Le pont de Pérolles en fête

30 Nov 2022 | Articles de Une

Fribourg est appelée la ville des ponts. Parmi les nombreux ponts et viaducs qui relient la Cité des Zaehringen aux territoires environnants figure le pont de Pérolles, qui enjambe la Sarine entre les communes de Fribourg et de Marly et fut inauguré en 1922. A l’époque de sa construction, il était même le plus grand pont de Suisse. Visite guidée!

La construction du Pont.

Alexandre Dumas, visitant Fribourg, a dit que cette ville avait dû être conçue et réalisée par un architecte après un trop bon repas. En effet, fondée en 1158 sur un éperon rocheux dominant et contrôlant la Sarine, la cité médiévale puis moderne est enserrée par les méandres de la Sarine et bâtie sur plusieurs niveaux. On a dû construire plusieurs ponts afin de relier ses différents quartiers, ainsi que de favoriser les transports commerciaux avec les territoires voisins. Un pont est toujours emblématique et constitue une réalisation technique, voire une prouesse humaine, souvent fascinante. Tel est le cas du pont de Pérolles, long de 555 mètres (très exactement 554,86 m), pont évidé en arc et béton inauguré il y a cent ans, en décembre 1922.
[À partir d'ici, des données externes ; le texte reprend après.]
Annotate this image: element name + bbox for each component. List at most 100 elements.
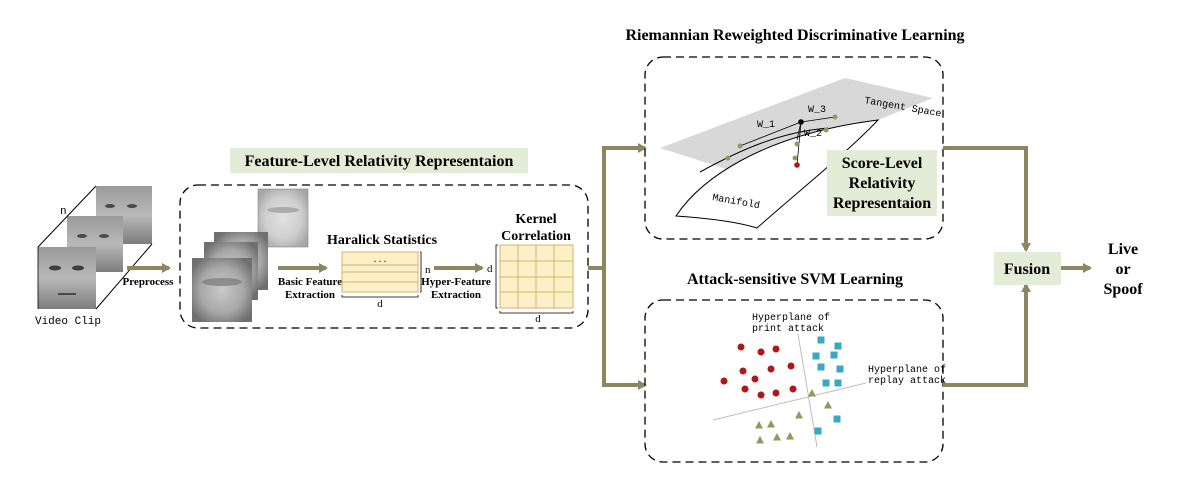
- manifold-point-c: [792, 155, 798, 161]
- n-label: n: [60, 206, 67, 218]
- w3-vector: [800, 116, 836, 123]
- kernel-label-1: Kernel: [515, 212, 556, 227]
- blue-square-4: [817, 363, 825, 371]
- video-clip-stack: [37, 185, 153, 310]
- haralick-matrix: [341, 251, 419, 293]
- red-dot-1: [757, 348, 765, 356]
- w3-label: W_3: [808, 105, 826, 116]
- score-level-line-1: Score-Level: [842, 155, 923, 172]
- blue-square-1: [834, 342, 842, 350]
- tangent-plane: [660, 78, 933, 174]
- blue-square-8: [833, 415, 841, 423]
- fusion-box: [994, 252, 1061, 285]
- blur-face-front: [192, 258, 252, 322]
- print-hyperplane: [797, 333, 818, 448]
- blur-eyes-back: [267, 207, 299, 213]
- haralick-d: d: [377, 298, 383, 310]
- blue-square-3: [830, 351, 838, 359]
- blur-eyes: [202, 278, 242, 286]
- replay-hyperplane-label-2: replay attack: [868, 375, 946, 387]
- olive-triangle-1: [824, 401, 832, 409]
- red-dot-2: [772, 345, 780, 353]
- manifold-surface: [675, 119, 880, 229]
- manifold-point-w2: [794, 141, 800, 147]
- haralick-n-bracket: [420, 251, 422, 293]
- blue-square-6: [822, 379, 830, 387]
- hyper-feature-label-2: Extraction: [431, 289, 481, 301]
- riemannian-box: [644, 56, 944, 240]
- svm-title: Attack-sensitive SVM Learning: [687, 271, 903, 288]
- olive-triangle-5: [786, 432, 794, 440]
- haralick-n: n: [425, 264, 431, 276]
- connector-riemannian-to-fusion: [943, 146, 1031, 252]
- feature-level-box: [179, 184, 589, 329]
- face-eye-right: [72, 265, 84, 271]
- olive-triangle-0: [808, 389, 816, 397]
- olive-triangle-4: [755, 421, 763, 429]
- face-eye-left-2: [105, 204, 115, 208]
- output-live: Live: [1108, 241, 1138, 258]
- output-spoof: Spoof: [1103, 281, 1143, 298]
- kernel-d-bottom-bracket: [499, 311, 574, 314]
- stack-edge-top: [37, 185, 97, 248]
- red-dot-5: [751, 375, 759, 383]
- feature-title-highlight: [230, 148, 528, 173]
- red-dot-8: [741, 385, 749, 393]
- manifold-curve: [699, 127, 829, 173]
- kernel-d-bottom: d: [535, 313, 541, 325]
- kernel-d-left: d: [487, 263, 493, 275]
- haralick-dots: . . .: [374, 254, 387, 265]
- manifold-figure: [660, 78, 933, 229]
- red-dot-7: [787, 362, 795, 370]
- output-or: or: [1115, 261, 1130, 278]
- manifold-point-w1: [737, 143, 743, 149]
- kernel-label-2: Correlation: [501, 229, 571, 244]
- replay-hyperplane-label-1: Hyperplane of: [868, 364, 946, 376]
- stack-edge-bottom: [95, 243, 153, 310]
- face-eye-left-3: [77, 234, 87, 238]
- red-dot-0: [737, 343, 745, 351]
- haralick-d-bracket: [341, 295, 419, 298]
- red-dot-3: [720, 377, 728, 385]
- branch-connector-top: [588, 143, 647, 270]
- kernel-matrix: [499, 244, 574, 309]
- blue-square-0: [817, 336, 825, 344]
- video-clip-label: Video Clip: [35, 316, 101, 328]
- replay-hyperplane: [712, 382, 867, 421]
- kernel-d-left-bracket: [495, 244, 498, 309]
- score-level-line-2: Relativity: [849, 175, 916, 192]
- face-eye-right-3: [99, 234, 109, 238]
- w1-label: W_1: [757, 120, 775, 131]
- svm-scatter: [720, 336, 844, 444]
- w1-vector: [739, 121, 802, 147]
- red-dot-11: [789, 385, 797, 393]
- w2-label: W_2: [804, 129, 822, 140]
- score-level-highlight: [827, 150, 937, 216]
- connector-svm-to-fusion: [943, 283, 1031, 387]
- branch-connector-bottom: [602, 268, 647, 390]
- red-dot-6: [767, 365, 775, 373]
- blue-square-5: [836, 365, 844, 373]
- w2-vector: [796, 121, 802, 141]
- blue-square-7: [834, 379, 842, 387]
- haralick-label: Haralick Statistics: [327, 233, 438, 248]
- score-level-line-3: Representaion: [833, 195, 931, 212]
- riemannian-title: Riemannian Reweighted Discriminative Lea…: [625, 27, 964, 44]
- blue-square-2: [812, 352, 820, 360]
- red-dot-10: [772, 389, 780, 397]
- basic-feature-label-1: Basic Feature: [278, 276, 342, 288]
- face-eye-left: [49, 265, 61, 271]
- hyper-feature-label-1: Hyper-Feature: [421, 276, 491, 288]
- print-hyperplane-label-2: print attack: [752, 323, 824, 335]
- manifold-point-w3: [832, 114, 838, 120]
- manifold-point-a: [725, 155, 731, 161]
- olive-triangle-3: [767, 420, 775, 428]
- preprocess-label: Preprocess: [123, 276, 175, 288]
- red-dot-9: [757, 391, 765, 399]
- fusion-label: Fusion: [1004, 261, 1050, 278]
- svm-box: [644, 299, 944, 463]
- feature-level-title: Feature-Level Relativity Representaion: [245, 153, 514, 170]
- olive-triangle-6: [773, 433, 781, 441]
- manifold-point-red: [794, 162, 800, 168]
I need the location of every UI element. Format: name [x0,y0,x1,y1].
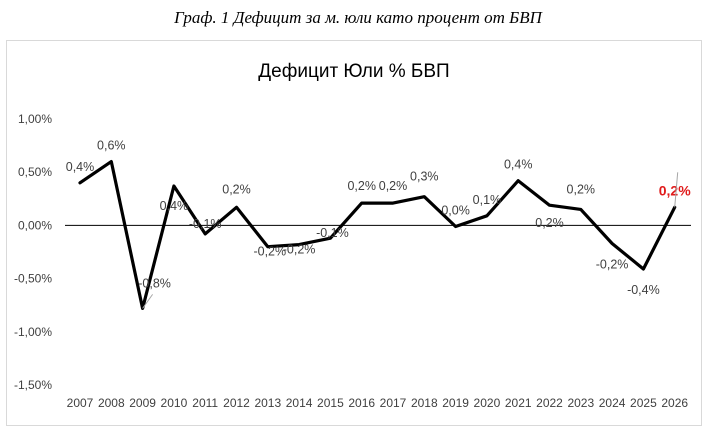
line-chart: Дефицит Юли % БВП 1,00% 0,50% 0,00% -0,50% -… [14,61,691,410]
data-label: 0,0% [441,203,470,217]
data-label: 0,1% [473,193,502,207]
figure-caption: Граф. 1 Дефицит за м. юли като процент о… [174,8,542,27]
x-tick-label: 2020 [474,396,501,410]
data-point [423,195,426,198]
data-point [517,179,520,182]
x-tick-label: 2024 [599,396,626,410]
y-tick-label: -0,50% [14,272,52,286]
leader-line [142,294,154,309]
x-tick-label: 2008 [98,396,125,410]
data-label: 0,4% [66,160,95,174]
data-point [110,160,113,163]
y-tick-label: 0,50% [18,165,52,179]
data-label: 0,4% [160,199,189,213]
x-tick-label: 2021 [505,396,532,410]
x-tick-label: 2026 [661,396,688,410]
x-tick-label: 2019 [442,396,469,410]
data-point [297,243,301,246]
data-label: -0,8% [138,276,171,290]
data-point [329,236,332,240]
data-label: -0,1% [189,217,222,231]
data-point [610,242,614,245]
data-point [360,201,363,205]
data-point [266,245,269,248]
data-label: 0,2% [535,216,564,230]
data-point [579,208,582,211]
data-point [642,267,645,271]
x-tick-label: 2014 [286,396,313,410]
x-tick-label: 2015 [317,396,344,410]
data-label: 0,2% [379,179,408,193]
x-tick-label: 2011 [192,396,218,410]
chart-area: Дефицит Юли % БВП 1,00% 0,50% 0,00% -0,50% -… [6,40,702,426]
data-label: -0,2% [283,243,316,257]
leader-line [674,172,679,208]
x-tick-label: 2013 [254,396,281,410]
data-label: 0,3% [410,170,439,184]
x-tick-label: 2016 [348,396,375,410]
series-line [78,159,677,310]
highlighted-data-label: 0,2% [659,182,691,198]
y-tick-label: 1,00% [18,112,52,126]
data-label: -0,4% [627,283,660,297]
x-tick-label: 2017 [380,396,407,410]
data-point [548,203,551,207]
y-tick-label: 0,00% [18,218,52,232]
data-label: 0,4% [504,158,533,172]
data-label: 0,2% [347,179,376,193]
data-label: -0,2% [596,257,629,271]
data-label: -0,1% [316,226,349,240]
data-point [235,206,238,209]
data-point [391,201,395,205]
x-tick-label: 2009 [129,396,156,410]
data-label: 0,6% [97,139,126,153]
data-point [454,225,457,228]
y-tick-label: -1,00% [14,325,52,339]
x-tick-label: 2018 [411,396,438,410]
data-label: 0,2% [567,182,596,196]
data-point [204,232,207,236]
x-tick-label: 2007 [67,396,94,410]
data-point [485,214,489,218]
x-tick-label: 2010 [161,396,188,410]
data-point [172,184,176,188]
chart-title: Дефицит Юли % БВП [258,61,449,82]
y-tick-label: -1,50% [14,378,52,392]
x-tick-label: 2023 [567,396,594,410]
x-tick-label: 2022 [536,396,563,410]
data-label: -0,2% [253,245,286,259]
x-tick-label: 2012 [223,396,250,410]
x-tick-label: 2025 [630,396,657,410]
data-label: 0,2% [222,182,251,196]
data-point [78,181,82,185]
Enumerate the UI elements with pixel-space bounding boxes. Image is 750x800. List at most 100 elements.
Un pont craint à l’origine

Le Conseil communal de Fribourg estimait pourtant en 1888 que la construction du pont de Pérolles «serait un grand malheur pour Fribourg, comme la construction du pont suspendu de Zaehringen a été un malheur pour la Basse-Ville». On redoutait en effet un déséquilibre de la circulation pour la Vieille Ville dont les commerçants voyaient d’un mauvais œil un pont détournant la circulation passant dans leurs rues étroites… mais surtout devant leurs échoppes.
L’Etat réussit à convaincre les hésitants en rappelant que l’ouvrage serait très utile pour tout le monde: il permettrait un transit facilité entre la campagne sarinoise, la Gruyère et la Haute-Singine vers le chef-lieu cantonal. Le quartier de Pérolles s’était aussi développé, accueillant des entreprises actives dans l’industrie de la fonderie et la production alimentaire. Le pont fut donc érigé sous la houlette de la Direction des travaux publics de l’Etat de Fribourg entre le 11 septembre 1920 – bénédiction de la première pierre – et le 9 décembre 1922 – cérémonie d’inauguration. On construisit sur le pont une chapelle abritant un beau calvaire et munie d’une cloche. Certains Fribourgeois facétieux rêvaient d’organiser leur mariage religieux dans ce lieu souvent fleuri et orné de lumignons.

Le Pont de Pérolles aujourd’hui.

Un pont surtout utilisé par
les vélos

Œuvre de l’ingénieur cantonal Jules Jaeger, le pont devait d’abord être un viaduc ferroviaire. Il était en effet prévu d’y faire passer une ligne de chemin de fer Fribourg-Marly-Bulle, avant d’abandonner cette idée et d’en faire un pont uniquement routier, utilisé en premier lieu par des piétons, des chariots, des charrettes et des vélos, les véhicules automobiles étant très rares à l’époque. L’annuaire statistique indique qu’en 1922, le canton de Fribourg comptait 580 voitures, 158 camions, 417 motos et 79 motos avec side-car. Dans toute la Suisse il n’y avait que 35 000 véhicules à moteur. Ce sont donc surtout des vélos qui l’empruntèrent.

Le développement du trafic
automobile

Dès les années cinquante, le trafic automobile se développa à Fribourg, comme dans le reste de la Suisse. Le pont de Pérolles fut dès lors utilisé comme principale voie d’accès à la ville de Fribourg pour tout le trafic provenant du Sud fribourgeois et de l’Oberland singinois. En 1995, le pont de Pérolles fut donc élargi afin de redonner de la place aux vélos, aux bus et aux piétons. Le tablier de 1922 fut remplacé par un nouveau tablier d’une largeur de 18,50 m et l’on profita de changer des éléments usés par les ans, notamment les fers à béton corrodés. Le Service des ponts et chaussées, maître d’œuvre, voulut faire enlever la chapelle qui gênait, selon lui, le trafic. Une solution fut finalement trouvée en abritant le calvaire dans une belle cage de verre munie de stores, au sommet de laquelle se trouve la fameuse cloche de l’ancienne chapelle.
Aujourd’hui, le pont, qui se situe à 67 mètres au-dessus de la Sarine, est traversé quotidiennement et en moyenne par 12 652 véhicules et cinq lignes de bus. Deux bandes cyclables sont à disposition des usagers de la petite reine et un trottoir permet aux piétons de traverser en toute sécurité. Demain, il serait possible que l’alerte centenaire qu’est le pont de Pérolles soit traversé par un tram, afin d’atteindre les objectifs du Plan climatique cantonal. Bénissant le pont de Pérolles le 11 décembre 1922, l’évêque Marius Besson déclara: «Et maintenant, peuple de Fribourg, regarde et comprends. Quand tu passeras sur cette route neuve, songeant que les ponts sont faits pour franchir les ravins et pour unir les rives, rappelle-toi que la prospérité d’un pays ne peut s’affermir que dans la concorde et dans l’union». Le pont de Pérolles est définitivement le signe de la concorde et de l’union.